Frankly, I agree with the latter. Why should island residents get service for free, when every resident in the district pays for it?
We have a similar situation in my home town. Hometown surrounds an unincorporated community on three sides. Hometown has offered to annex this area into the city and provide fire, police and other services. Twice, the residents of the unincorporated area have voted not to come into Hometown.
The residents of the unincorporated area do not want the additional taxes, which are minimal by the way, nor do they want the additional codes and ordinances which would impact their lives. They might not be able to park junk cars on their lawns for example.
The unincorporated area does have fire and police protection, they receive it from the county.
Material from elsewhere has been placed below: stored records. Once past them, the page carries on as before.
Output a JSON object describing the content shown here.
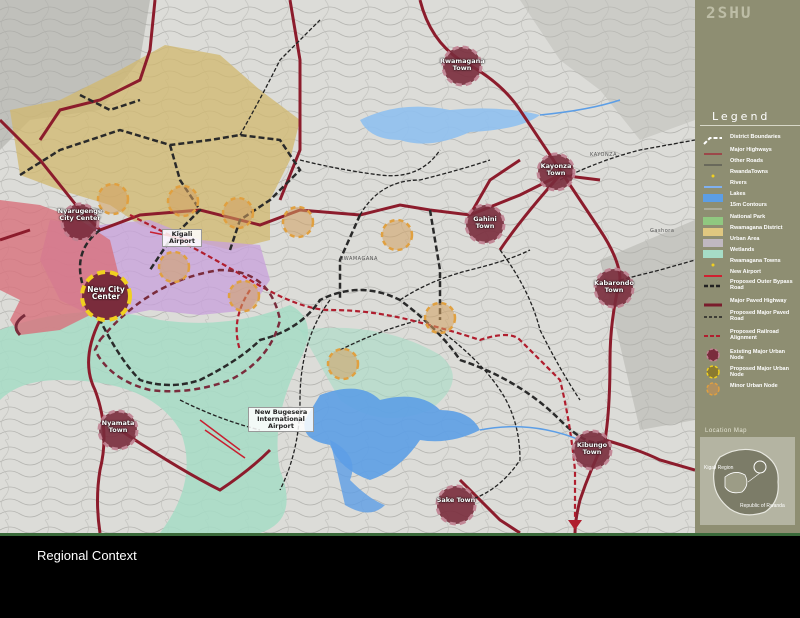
{
  "brand": "2SHU",
  "caption": "Regional Context",
  "legend": {
    "title": "Legend",
    "items": [
      {
        "label": "District Boundaries",
        "symbol": "district"
      },
      {
        "label": "Major Highways",
        "symbol": "highway-thin"
      },
      {
        "label": "Other Roads",
        "symbol": "road"
      },
      {
        "label": "RwandaTowns",
        "symbol": "town-dot"
      },
      {
        "label": "Rivers",
        "symbol": "river"
      },
      {
        "label": "Lakes",
        "symbol": "lake"
      },
      {
        "label": "15m Contours",
        "symbol": "contour"
      },
      {
        "label": "National Park",
        "symbol": "park"
      },
      {
        "label": "Rwamagana District",
        "symbol": "district-fill"
      },
      {
        "label": "Urban Area",
        "symbol": "urban"
      },
      {
        "label": "Wetlands",
        "symbol": "wetland"
      },
      {
        "label": "Rwamagana Towns",
        "symbol": "town-dot"
      },
      {
        "label": "New Airport",
        "symbol": "airport"
      },
      {
        "label": "Proposed Outer Bypass Road",
        "symbol": "bypass"
      },
      {
        "label": "Major Paved Highway",
        "symbol": "paved"
      },
      {
        "label": "Proposed Major Paved Road",
        "symbol": "proposed-road"
      },
      {
        "label": "Proposed Railroad Alignment",
        "symbol": "railroad"
      },
      {
        "label": "Existing Major Urban Node",
        "symbol": "node-major"
      },
      {
        "label": "Proposed Major Urban Node",
        "symbol": "node-proposed"
      },
      {
        "label": "Minor Urban Node",
        "symbol": "node-minor"
      }
    ]
  },
  "location_map": {
    "title": "Location Map",
    "labels": [
      "Kigali Region",
      "Republic of Rwanda"
    ]
  },
  "map_labels": {
    "rwamagana": "Rwamagana Town",
    "nyarugenge": "Nyarugenge City Center",
    "kigali_airport": "Kigali Airport",
    "new_city": "New City Center",
    "nyamata": "Nyamata Town",
    "bugesera": "New Bugesera International Airport",
    "kayonza": "Kayonza Town",
    "kabarondo": "Kabarondo Town",
    "kibungo": "Kibungo Town",
    "sake": "Sake Town",
    "gahini": "Gahini Town"
  },
  "place_names": [
    "KAYONZA",
    "RWAMAGANA",
    "Gashora"
  ],
  "colors": {
    "highway": "#8c1c2c",
    "district_fill": "#d2b86e",
    "urban_fill": "#c8a0dc",
    "city_fill": "#d8707c",
    "wetland": "#a6dcc6",
    "lake": "#5c9ee6",
    "node_major": "#7a2c3c",
    "node_proposed": "#f0d020",
    "node_minor": "#e0a040",
    "panel": "#8e8e72"
  }
}
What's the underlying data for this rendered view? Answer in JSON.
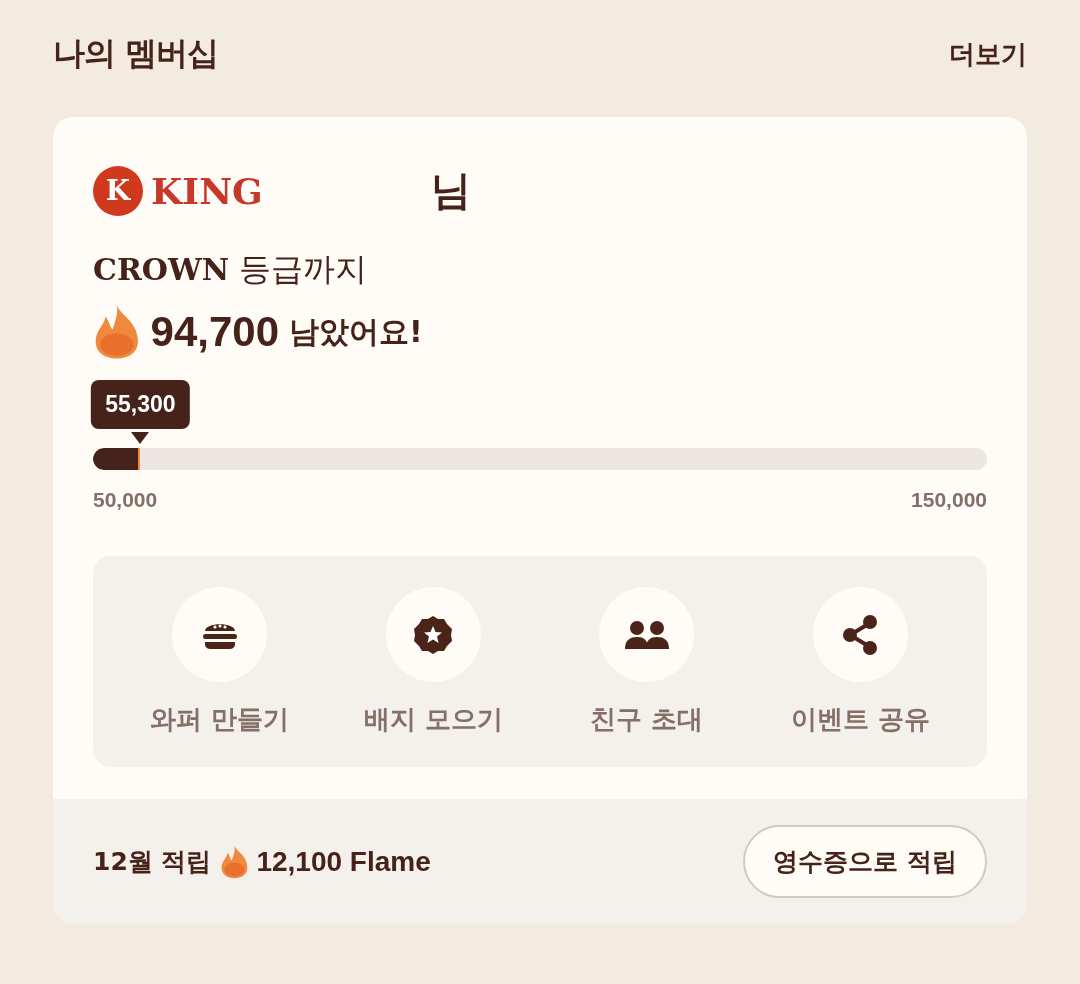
{
  "header": {
    "title": "나의 멤버십",
    "more_link": "더보기"
  },
  "membership": {
    "level_badge": {
      "letter": "K",
      "label": "KING"
    },
    "honorific": "님",
    "next_grade": "**CROWN** 등급까지",
    "remaining": {
      "amount": "94,700",
      "suffix": "남았어요!"
    },
    "progress": {
      "current": "55,300",
      "level": 0.053,
      "min": "50,000",
      "max": "150,000"
    },
    "actions": [
      {
        "kind": "burger",
        "label": "와퍼 만들기"
      },
      {
        "kind": "badge",
        "label": "배지 모으기"
      },
      {
        "kind": "friends",
        "label": "친구 초대"
      },
      {
        "kind": "share",
        "label": "이벤트 공유"
      }
    ]
  },
  "footer": {
    "month_label": "12월 적립",
    "earned": "12,100 Flame",
    "button": "영수증으로 적립"
  }
}
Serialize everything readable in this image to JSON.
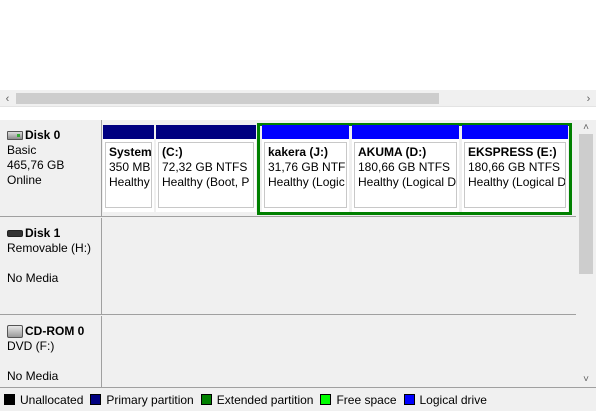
{
  "disks": [
    {
      "name": "Disk 0",
      "type": "Basic",
      "size": "465,76 GB",
      "status": "Online",
      "icon": "hard-disk-icon"
    },
    {
      "name": "Disk 1",
      "type": "Removable (H:)",
      "media": "No Media",
      "icon": "removable-disk-icon"
    },
    {
      "name": "CD-ROM 0",
      "type": "DVD (F:)",
      "media": "No Media",
      "icon": "cdrom-icon"
    }
  ],
  "partitions": [
    {
      "name": "System",
      "size": "350 MB",
      "status": "Healthy"
    },
    {
      "name": "(C:)",
      "size": "72,32 GB NTFS",
      "status": "Healthy (Boot, P"
    },
    {
      "name": "kakera  (J:)",
      "size": "31,76 GB NTFS",
      "status": "Healthy (Logic"
    },
    {
      "name": "AKUMA  (D:)",
      "size": "180,66 GB NTFS",
      "status": "Healthy (Logical D"
    },
    {
      "name": "EKSPRESS  (E:)",
      "size": "180,66 GB NTFS",
      "status": "Healthy (Logical D"
    }
  ],
  "legend": [
    {
      "label": "Unallocated",
      "color": "#000000"
    },
    {
      "label": "Primary partition",
      "color": "#000080"
    },
    {
      "label": "Extended partition",
      "color": "#008000"
    },
    {
      "label": "Free space",
      "color": "#00ff00"
    },
    {
      "label": "Logical drive",
      "color": "#0000ff"
    }
  ],
  "colors": {
    "primary": "#000080",
    "logical": "#0000ff",
    "extended": "#008000"
  }
}
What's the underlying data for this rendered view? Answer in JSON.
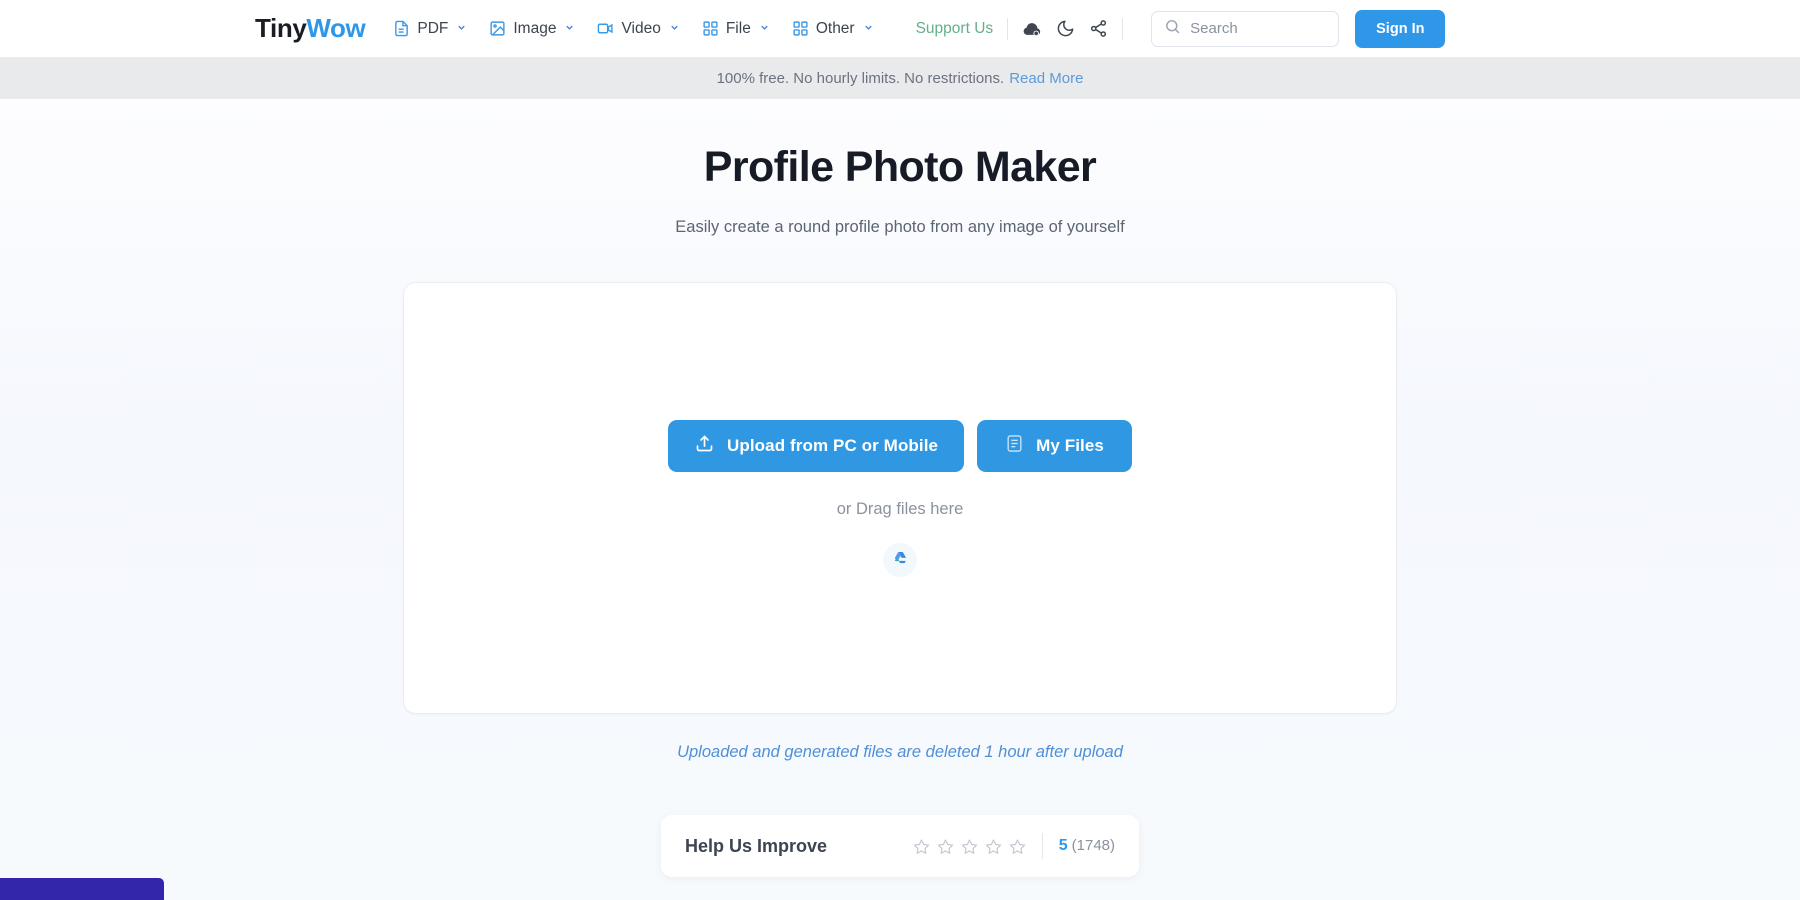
{
  "header": {
    "logo": {
      "first": "Tiny",
      "second": "Wow"
    },
    "nav": [
      {
        "label": "PDF",
        "icon": "pdf-file-icon",
        "caret": "⌄"
      },
      {
        "label": "Image",
        "icon": "image-icon",
        "caret": "⌄"
      },
      {
        "label": "Video",
        "icon": "video-camera-icon",
        "caret": "⌄"
      },
      {
        "label": "File",
        "icon": "grid-squares-icon",
        "caret": "⌄"
      },
      {
        "label": "Other",
        "icon": "grid-squares-icon",
        "caret": "⌄"
      }
    ],
    "support_label": "Support Us",
    "icons": [
      {
        "name": "cloud-dark-icon"
      },
      {
        "name": "moon-dark-mode-icon"
      },
      {
        "name": "share-icon"
      }
    ],
    "search": {
      "placeholder": "Search",
      "value": "",
      "icon": "search-icon"
    },
    "signin_label": "Sign In"
  },
  "notice": {
    "text": "100% free. No hourly limits. No restrictions.",
    "link": "Read More"
  },
  "page": {
    "title": "Profile Photo Maker",
    "subtitle": "Easily create a round profile photo from any image of yourself"
  },
  "dropzone": {
    "upload_button": "Upload from PC or Mobile",
    "upload_icon": "upload-arrow-icon",
    "myfiles_button": "My Files",
    "myfiles_icon": "document-list-icon",
    "drag_text": "or Drag files here",
    "drive_icon": "google-drive-icon"
  },
  "delete_note": "Uploaded and generated files are deleted 1 hour after upload",
  "rating": {
    "title": "Help Us Improve",
    "stars": [
      1,
      2,
      3,
      4,
      5
    ],
    "filled": 0,
    "score": "5",
    "count": "(1748)"
  },
  "colors": {
    "brand_blue": "#2f97e8",
    "logo_dark": "#1a1c24",
    "support_green": "#63b08a",
    "notice_bg": "#e8eaec",
    "link_blue": "#5b9bdc",
    "italic_blue": "#4f8fd8",
    "purple_bar": "#3326ab",
    "page_bg": "#f7f9fc"
  }
}
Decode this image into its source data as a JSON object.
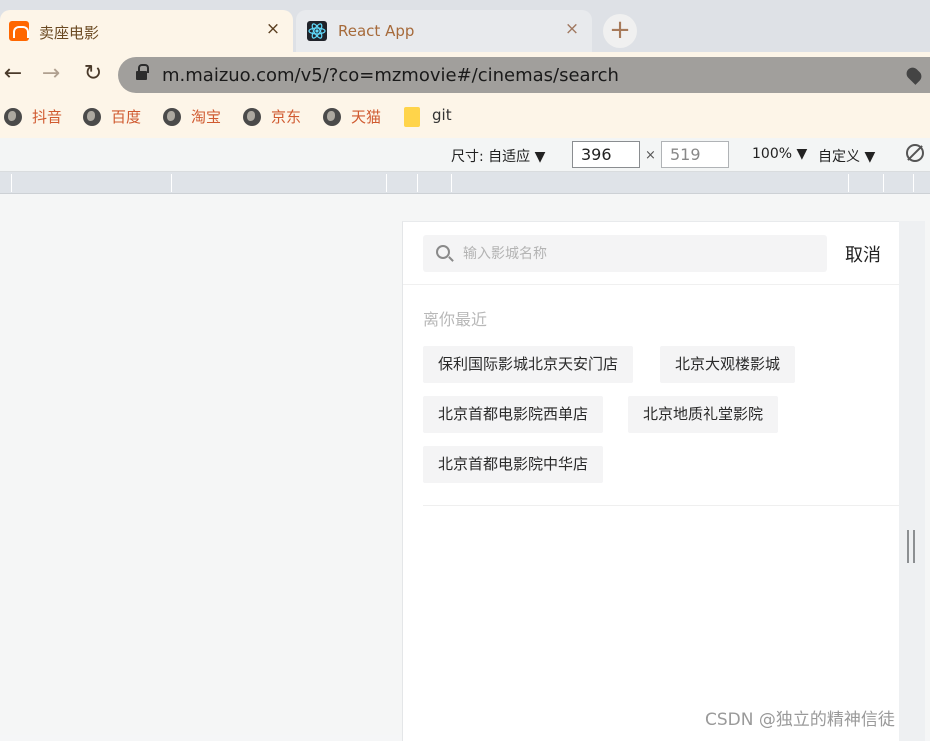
{
  "tabs": [
    {
      "title": "卖座电影",
      "close": "×",
      "active": true,
      "icon": "maizuo-favicon"
    },
    {
      "title": "React App",
      "close": "×",
      "active": false,
      "icon": "react-favicon"
    }
  ],
  "new_tab": "+",
  "nav": {
    "back": "←",
    "forward": "→",
    "reload": "↻"
  },
  "address_bar": {
    "url": "m.maizuo.com/v5/?co=mzmovie#/cinemas/search"
  },
  "bookmarks": [
    {
      "label": "抖音",
      "icon": "globe-icon"
    },
    {
      "label": "百度",
      "icon": "globe-icon"
    },
    {
      "label": "淘宝",
      "icon": "globe-icon"
    },
    {
      "label": "京东",
      "icon": "globe-icon"
    },
    {
      "label": "天猫",
      "icon": "globe-icon"
    },
    {
      "label": "git",
      "icon": "folder-icon"
    }
  ],
  "device_toolbar": {
    "size_label": "尺寸: 自适应 ▼",
    "width": "396",
    "times": "×",
    "height": "519",
    "zoom": "100% ▼",
    "custom": "自定义 ▼"
  },
  "app": {
    "search_placeholder": "输入影城名称",
    "cancel_label": "取消",
    "recent_title": "离你最近",
    "recent_cinemas": [
      "保利国际影城北京天安门店",
      "北京大观楼影城",
      "北京首都电影院西单店",
      "北京地质礼堂影院",
      "北京首都电影院中华店"
    ]
  },
  "watermark": "CSDN @独立的精神信徒",
  "colors": {
    "accent": "#ff6700",
    "tab_active_bg": "#fdf5e8",
    "link_text": "#d05a30"
  }
}
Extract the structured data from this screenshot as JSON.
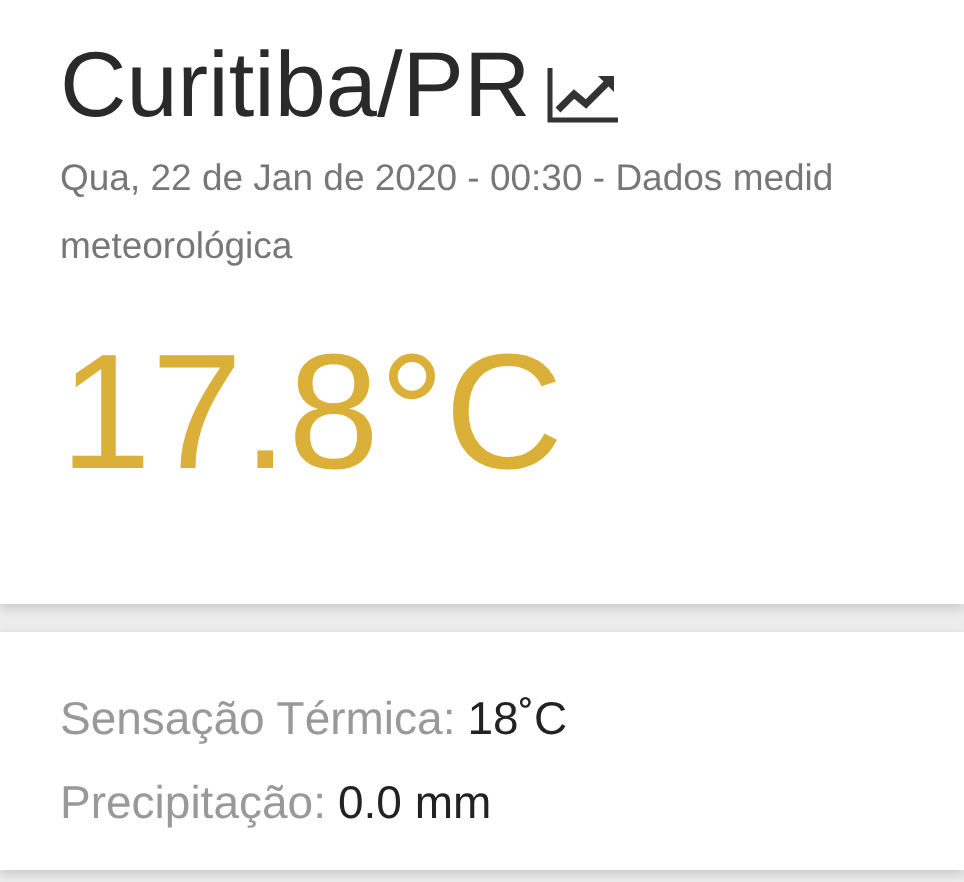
{
  "city": "Curitiba/PR",
  "subtitle_lines": [
    "Qua, 22 de Jan de 2020 - 00:30 - Dados medid",
    "meteorológica"
  ],
  "temperature": "17.8°C",
  "details": [
    {
      "label": "Sensação Térmica:",
      "value": "18˚C"
    },
    {
      "label": "Precipitação:",
      "value": "0.0 mm"
    }
  ]
}
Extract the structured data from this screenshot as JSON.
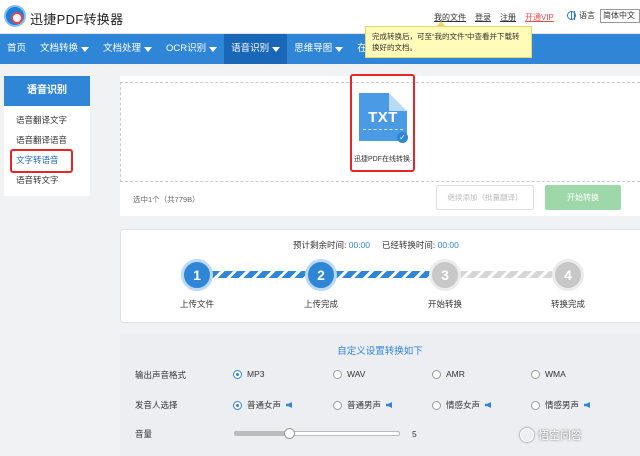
{
  "header": {
    "brand": "迅捷PDF转换器",
    "links": [
      "我的文件",
      "登录",
      "注册"
    ],
    "vip": "开通VIP",
    "lang_label": "语言",
    "lang_value": "简体中文"
  },
  "nav": [
    {
      "label": "首页",
      "dropdown": false,
      "active": false
    },
    {
      "label": "文档转换",
      "dropdown": true,
      "active": false
    },
    {
      "label": "文档处理",
      "dropdown": true,
      "active": false
    },
    {
      "label": "OCR识别",
      "dropdown": true,
      "active": false
    },
    {
      "label": "语音识别",
      "dropdown": true,
      "active": true
    },
    {
      "label": "思维导图",
      "dropdown": true,
      "active": false
    },
    {
      "label": "在线",
      "dropdown": false,
      "active": false
    }
  ],
  "tooltip": "完成转换后，可至“我的文件”中查看并下载转换好的文档。",
  "sidebar": {
    "title": "语音识别",
    "items": [
      "语音翻译文字",
      "语音翻译语音",
      "文字转语音",
      "语音转文字"
    ],
    "current": 2
  },
  "upload": {
    "file_type": "TXT",
    "file_name": "迅捷PDF在线转换...",
    "selected_info": "选中1个（共779B）",
    "add_button": "继续添加（批量翻译）",
    "start_button": "开始转换"
  },
  "progress": {
    "remaining_label": "预计剩余时间:",
    "remaining_value": "00:00",
    "elapsed_label": "已经转换时间:",
    "elapsed_value": "00:00",
    "steps": [
      {
        "num": "1",
        "label": "上传文件",
        "done": true
      },
      {
        "num": "2",
        "label": "上传完成",
        "done": true
      },
      {
        "num": "3",
        "label": "开始转换",
        "done": false
      },
      {
        "num": "4",
        "label": "转换完成",
        "done": false
      }
    ]
  },
  "settings": {
    "title": "自定义设置转换如下",
    "format_label": "输出声音格式",
    "formats": [
      "MP3",
      "WAV",
      "AMR",
      "WMA"
    ],
    "format_selected": 0,
    "voice_label": "发音人选择",
    "voices": [
      "普通女声",
      "普通男声",
      "情感女声",
      "情感男声"
    ],
    "voice_selected": 0,
    "volume_label": "音量",
    "volume_value": "5",
    "volume_fraction": 0.33
  },
  "watermark": "悟空问答",
  "colors": {
    "primary": "#2f86d6",
    "primary_dark": "#1a67b8",
    "highlight": "#e52727",
    "start_button": "#9ed8a9",
    "tooltip_bg": "#fffbb8"
  }
}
It's just that county fire engines literally drive past a Hometown fire station when they respond into this area. and a second Hometown engine is closer to the area than the closest county engine as well.
Of course Hometown will respond to a call in the unincorporated area if a life safety risk is present or if requested through the mutual aid system. As a Hometown tax payer, I am OK with that. I just don't think I should subsidize fire protection for the unincorporated area.
I am quite sure that if the unincorporated are burns, the residents will raise hell with Hometown F.D. and the media will jump on board. I just hope someone will remember the two prior votes.
Maybe these are arguments for true regional fire protection, with no boundaries or borders. Between jurisdictional disputes and the cost of providing service, perhaps it should be looked at.